I was at a Meetup event the other night that ended up being attended only by women. As the night went on, we ended up chatting about whether or not this is a good group to meet a potential life partner. I think it has the potential for that but I was in the minority. True, most of the events are attended primarily by women and true, according to census data women over the age of 25 overwhelmingly outweigh the number of men (regardless of marital status) and true, most of the men in this group are close to 50 if not over and true, when the younger men come to the events they do have a bunch of women swarming around them like flies. But it could still happen.

So as we are discussing this the conversation turned to a member who was removed from the group for making some of the other members uncomfortable by hitting on anything that moves. Really? I have met him several times and he is never once hit on me. One of the girls said I should consider myself lucky because he's really creepy but I don't feel blessed. I feel rejected. How come I'm not good enough to be hit on too? He's certainly had the opportunity to do so. Granted I'm not interested, but it would still be nice to have someone express interest in me-to make me feel like I might be attractive to someone. I was feeling washed up before I found out about this-this certainly didn't help. Statistically, the odds are already stacked against me; what does it say if I can't even get hit on by someone who hits on everyone?

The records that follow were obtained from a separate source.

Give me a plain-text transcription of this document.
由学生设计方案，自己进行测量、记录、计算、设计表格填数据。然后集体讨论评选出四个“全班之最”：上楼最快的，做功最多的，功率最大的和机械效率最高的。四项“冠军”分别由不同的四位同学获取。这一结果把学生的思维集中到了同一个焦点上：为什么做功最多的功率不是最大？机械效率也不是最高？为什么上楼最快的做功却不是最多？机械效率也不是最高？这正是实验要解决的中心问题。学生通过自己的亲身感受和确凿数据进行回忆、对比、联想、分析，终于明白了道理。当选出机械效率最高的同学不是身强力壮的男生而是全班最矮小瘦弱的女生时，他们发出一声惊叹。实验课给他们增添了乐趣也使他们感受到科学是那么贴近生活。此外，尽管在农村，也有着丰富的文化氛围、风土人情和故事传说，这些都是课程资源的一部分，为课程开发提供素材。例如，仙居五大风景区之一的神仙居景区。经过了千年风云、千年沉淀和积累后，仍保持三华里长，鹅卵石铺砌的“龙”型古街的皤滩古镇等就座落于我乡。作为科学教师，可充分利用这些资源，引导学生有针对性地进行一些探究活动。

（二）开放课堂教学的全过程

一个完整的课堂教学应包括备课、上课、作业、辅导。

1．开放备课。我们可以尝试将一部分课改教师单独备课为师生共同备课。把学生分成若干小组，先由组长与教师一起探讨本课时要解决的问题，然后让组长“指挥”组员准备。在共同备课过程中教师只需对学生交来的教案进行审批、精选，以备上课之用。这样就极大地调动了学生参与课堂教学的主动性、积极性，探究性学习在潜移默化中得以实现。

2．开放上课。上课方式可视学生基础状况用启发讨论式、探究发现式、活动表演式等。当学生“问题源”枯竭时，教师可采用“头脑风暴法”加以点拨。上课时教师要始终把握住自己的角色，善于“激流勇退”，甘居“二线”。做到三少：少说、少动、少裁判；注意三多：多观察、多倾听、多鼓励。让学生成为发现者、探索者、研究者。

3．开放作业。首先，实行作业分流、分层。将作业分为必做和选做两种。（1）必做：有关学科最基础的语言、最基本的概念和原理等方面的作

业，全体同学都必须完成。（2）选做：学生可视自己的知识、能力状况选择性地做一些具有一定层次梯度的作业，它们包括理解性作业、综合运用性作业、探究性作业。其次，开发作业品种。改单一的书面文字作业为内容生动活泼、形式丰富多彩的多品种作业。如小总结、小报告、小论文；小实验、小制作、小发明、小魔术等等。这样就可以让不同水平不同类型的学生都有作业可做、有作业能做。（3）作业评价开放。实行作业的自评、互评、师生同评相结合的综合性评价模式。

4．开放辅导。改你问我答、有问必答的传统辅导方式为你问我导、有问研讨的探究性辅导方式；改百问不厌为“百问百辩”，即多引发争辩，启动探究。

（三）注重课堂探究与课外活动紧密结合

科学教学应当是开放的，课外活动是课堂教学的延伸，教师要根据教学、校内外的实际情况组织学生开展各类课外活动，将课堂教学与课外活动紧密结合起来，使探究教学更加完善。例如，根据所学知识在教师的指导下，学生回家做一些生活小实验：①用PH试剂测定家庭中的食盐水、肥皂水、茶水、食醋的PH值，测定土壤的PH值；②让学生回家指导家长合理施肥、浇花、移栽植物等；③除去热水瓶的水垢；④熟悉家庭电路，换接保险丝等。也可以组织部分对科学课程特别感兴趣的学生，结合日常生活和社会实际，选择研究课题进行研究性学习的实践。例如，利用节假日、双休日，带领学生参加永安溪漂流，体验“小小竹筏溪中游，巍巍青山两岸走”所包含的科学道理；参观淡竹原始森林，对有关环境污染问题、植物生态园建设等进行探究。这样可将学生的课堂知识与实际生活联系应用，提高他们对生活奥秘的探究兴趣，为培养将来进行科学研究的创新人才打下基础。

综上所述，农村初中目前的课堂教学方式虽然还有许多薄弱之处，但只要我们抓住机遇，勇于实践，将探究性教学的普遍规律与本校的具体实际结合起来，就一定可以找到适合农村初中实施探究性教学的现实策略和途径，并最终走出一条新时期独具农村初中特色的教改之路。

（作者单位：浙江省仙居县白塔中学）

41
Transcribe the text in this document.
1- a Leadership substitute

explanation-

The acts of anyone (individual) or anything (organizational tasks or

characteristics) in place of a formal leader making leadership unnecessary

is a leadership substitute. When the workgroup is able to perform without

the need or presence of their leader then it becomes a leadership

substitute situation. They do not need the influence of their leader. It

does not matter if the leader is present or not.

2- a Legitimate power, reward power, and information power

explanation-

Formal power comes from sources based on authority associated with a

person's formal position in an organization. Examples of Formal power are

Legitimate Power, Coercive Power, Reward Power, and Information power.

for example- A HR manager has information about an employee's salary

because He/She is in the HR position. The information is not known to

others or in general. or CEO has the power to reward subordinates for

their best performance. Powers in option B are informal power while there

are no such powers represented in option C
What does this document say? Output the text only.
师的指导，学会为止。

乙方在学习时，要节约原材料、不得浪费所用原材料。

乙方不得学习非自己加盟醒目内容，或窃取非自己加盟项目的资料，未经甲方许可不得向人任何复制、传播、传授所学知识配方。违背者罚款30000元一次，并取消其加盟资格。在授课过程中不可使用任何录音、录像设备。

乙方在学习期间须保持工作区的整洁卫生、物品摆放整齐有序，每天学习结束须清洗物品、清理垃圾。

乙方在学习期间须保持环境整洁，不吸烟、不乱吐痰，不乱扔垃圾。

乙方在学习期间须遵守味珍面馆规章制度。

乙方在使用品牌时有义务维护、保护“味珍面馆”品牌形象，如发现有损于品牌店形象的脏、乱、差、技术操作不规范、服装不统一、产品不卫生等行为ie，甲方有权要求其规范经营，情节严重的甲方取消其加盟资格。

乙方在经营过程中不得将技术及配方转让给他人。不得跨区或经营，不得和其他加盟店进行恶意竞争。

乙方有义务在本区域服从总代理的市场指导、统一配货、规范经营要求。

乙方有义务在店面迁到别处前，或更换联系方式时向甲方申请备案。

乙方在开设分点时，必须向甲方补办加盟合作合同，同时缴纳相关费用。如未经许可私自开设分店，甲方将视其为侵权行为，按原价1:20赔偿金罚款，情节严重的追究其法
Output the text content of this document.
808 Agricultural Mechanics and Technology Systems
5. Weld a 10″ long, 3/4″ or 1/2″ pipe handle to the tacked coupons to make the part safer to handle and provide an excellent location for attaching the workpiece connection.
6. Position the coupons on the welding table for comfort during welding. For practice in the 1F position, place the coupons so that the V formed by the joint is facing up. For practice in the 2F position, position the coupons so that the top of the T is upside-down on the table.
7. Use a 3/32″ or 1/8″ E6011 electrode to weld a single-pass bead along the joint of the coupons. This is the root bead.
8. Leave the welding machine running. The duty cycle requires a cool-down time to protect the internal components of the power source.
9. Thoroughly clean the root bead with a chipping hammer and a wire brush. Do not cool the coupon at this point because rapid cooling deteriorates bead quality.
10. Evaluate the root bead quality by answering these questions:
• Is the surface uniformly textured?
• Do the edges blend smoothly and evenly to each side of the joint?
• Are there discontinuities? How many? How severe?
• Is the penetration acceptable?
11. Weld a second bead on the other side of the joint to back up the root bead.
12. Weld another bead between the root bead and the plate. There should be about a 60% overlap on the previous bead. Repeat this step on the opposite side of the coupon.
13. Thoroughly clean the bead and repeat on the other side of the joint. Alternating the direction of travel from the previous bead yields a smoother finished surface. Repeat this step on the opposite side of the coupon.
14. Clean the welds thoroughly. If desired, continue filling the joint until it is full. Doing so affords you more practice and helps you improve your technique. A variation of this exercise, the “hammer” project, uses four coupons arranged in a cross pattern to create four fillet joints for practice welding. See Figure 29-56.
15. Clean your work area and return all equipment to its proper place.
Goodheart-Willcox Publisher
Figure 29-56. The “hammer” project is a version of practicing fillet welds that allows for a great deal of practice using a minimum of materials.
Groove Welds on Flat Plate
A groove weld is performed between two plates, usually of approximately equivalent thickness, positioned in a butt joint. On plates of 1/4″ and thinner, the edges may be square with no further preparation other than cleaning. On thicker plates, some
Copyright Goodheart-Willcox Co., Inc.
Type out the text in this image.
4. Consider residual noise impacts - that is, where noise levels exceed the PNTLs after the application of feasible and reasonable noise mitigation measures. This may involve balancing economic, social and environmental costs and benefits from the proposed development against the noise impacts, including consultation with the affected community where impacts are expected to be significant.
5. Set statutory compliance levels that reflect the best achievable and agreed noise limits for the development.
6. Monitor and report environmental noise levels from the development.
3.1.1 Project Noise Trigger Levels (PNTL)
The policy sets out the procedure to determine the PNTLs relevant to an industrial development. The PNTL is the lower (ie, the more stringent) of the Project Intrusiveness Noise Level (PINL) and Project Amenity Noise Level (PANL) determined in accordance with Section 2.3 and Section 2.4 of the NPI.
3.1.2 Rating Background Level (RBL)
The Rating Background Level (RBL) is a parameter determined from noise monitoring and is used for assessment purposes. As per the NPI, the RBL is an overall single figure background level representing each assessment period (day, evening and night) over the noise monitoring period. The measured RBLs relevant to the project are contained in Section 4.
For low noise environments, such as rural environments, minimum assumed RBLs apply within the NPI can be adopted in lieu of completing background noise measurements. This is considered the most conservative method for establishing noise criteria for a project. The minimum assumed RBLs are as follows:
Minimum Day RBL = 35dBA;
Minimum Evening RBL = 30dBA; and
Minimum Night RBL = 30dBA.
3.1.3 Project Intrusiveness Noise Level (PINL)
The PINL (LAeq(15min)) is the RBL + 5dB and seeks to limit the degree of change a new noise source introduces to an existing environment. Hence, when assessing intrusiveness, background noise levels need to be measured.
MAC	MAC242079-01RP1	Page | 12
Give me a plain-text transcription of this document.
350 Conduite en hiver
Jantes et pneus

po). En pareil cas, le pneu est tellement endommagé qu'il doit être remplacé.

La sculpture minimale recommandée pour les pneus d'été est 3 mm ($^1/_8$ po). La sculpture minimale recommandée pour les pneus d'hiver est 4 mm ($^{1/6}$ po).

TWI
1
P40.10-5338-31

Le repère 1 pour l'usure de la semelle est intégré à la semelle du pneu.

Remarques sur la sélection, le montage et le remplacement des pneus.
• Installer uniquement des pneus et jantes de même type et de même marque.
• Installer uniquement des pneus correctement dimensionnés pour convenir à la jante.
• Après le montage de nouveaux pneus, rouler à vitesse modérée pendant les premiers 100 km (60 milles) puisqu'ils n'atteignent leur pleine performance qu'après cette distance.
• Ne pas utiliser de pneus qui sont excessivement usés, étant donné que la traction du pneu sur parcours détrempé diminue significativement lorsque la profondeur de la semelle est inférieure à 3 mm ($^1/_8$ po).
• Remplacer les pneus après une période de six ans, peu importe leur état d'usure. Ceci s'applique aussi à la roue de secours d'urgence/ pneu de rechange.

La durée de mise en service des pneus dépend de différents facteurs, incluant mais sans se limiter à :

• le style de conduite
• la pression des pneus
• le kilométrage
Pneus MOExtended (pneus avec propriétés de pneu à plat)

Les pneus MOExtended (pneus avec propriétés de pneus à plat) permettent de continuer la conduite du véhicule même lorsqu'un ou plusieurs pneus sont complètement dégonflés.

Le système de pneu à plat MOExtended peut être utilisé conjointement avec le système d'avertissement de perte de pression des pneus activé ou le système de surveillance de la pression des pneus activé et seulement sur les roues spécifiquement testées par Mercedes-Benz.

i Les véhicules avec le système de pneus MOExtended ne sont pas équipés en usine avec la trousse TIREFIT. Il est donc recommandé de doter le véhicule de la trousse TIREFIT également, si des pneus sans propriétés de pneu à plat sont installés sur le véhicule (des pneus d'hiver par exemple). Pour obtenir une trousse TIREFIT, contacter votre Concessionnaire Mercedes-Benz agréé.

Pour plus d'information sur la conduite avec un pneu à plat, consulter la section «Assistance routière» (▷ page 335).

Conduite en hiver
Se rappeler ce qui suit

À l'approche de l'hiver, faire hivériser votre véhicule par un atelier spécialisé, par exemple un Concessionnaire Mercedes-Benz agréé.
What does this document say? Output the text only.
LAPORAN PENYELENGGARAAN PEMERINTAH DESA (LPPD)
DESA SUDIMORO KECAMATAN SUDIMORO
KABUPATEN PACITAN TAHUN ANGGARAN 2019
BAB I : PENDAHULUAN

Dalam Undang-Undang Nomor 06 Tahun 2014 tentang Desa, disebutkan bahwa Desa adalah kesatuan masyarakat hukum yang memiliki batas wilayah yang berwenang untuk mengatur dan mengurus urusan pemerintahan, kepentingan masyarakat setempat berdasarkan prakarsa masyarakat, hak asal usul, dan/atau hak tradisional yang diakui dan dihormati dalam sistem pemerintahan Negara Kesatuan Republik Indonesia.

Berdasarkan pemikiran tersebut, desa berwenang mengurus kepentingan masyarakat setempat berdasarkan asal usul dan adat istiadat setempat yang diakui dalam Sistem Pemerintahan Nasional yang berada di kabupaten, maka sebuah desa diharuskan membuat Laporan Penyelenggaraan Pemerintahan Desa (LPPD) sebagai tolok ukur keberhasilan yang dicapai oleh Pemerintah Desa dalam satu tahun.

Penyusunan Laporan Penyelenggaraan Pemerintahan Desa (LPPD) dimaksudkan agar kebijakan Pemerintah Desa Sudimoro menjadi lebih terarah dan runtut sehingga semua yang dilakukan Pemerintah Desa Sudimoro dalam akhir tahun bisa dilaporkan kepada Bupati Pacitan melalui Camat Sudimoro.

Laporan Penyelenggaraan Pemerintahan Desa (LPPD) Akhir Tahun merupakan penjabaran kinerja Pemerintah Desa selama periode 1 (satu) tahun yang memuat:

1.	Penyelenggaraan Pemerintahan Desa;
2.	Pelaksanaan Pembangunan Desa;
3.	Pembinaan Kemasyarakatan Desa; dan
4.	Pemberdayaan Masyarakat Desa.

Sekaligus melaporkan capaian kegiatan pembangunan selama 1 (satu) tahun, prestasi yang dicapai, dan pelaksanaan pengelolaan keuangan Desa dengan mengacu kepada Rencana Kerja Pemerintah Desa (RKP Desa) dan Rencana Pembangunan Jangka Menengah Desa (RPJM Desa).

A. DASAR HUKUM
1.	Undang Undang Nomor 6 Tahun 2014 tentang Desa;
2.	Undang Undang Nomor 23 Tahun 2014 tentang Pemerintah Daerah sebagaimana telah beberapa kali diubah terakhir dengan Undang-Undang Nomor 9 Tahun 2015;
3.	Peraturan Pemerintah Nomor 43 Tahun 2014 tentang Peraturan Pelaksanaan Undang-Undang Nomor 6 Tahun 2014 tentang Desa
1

It's been almost two years since James died and other than a co-worker who invited me to dinner, which I declined for a variety of reasons, no one has even looked at me twice. And now that I am thinking about dating again, I hear my dad's words again: "What's so wrong with you that you can't attract a man?" I know it's too soon to give up hope. And I know I have a lot to offer to the right person. But it's things like this that make it hard to keep the faith.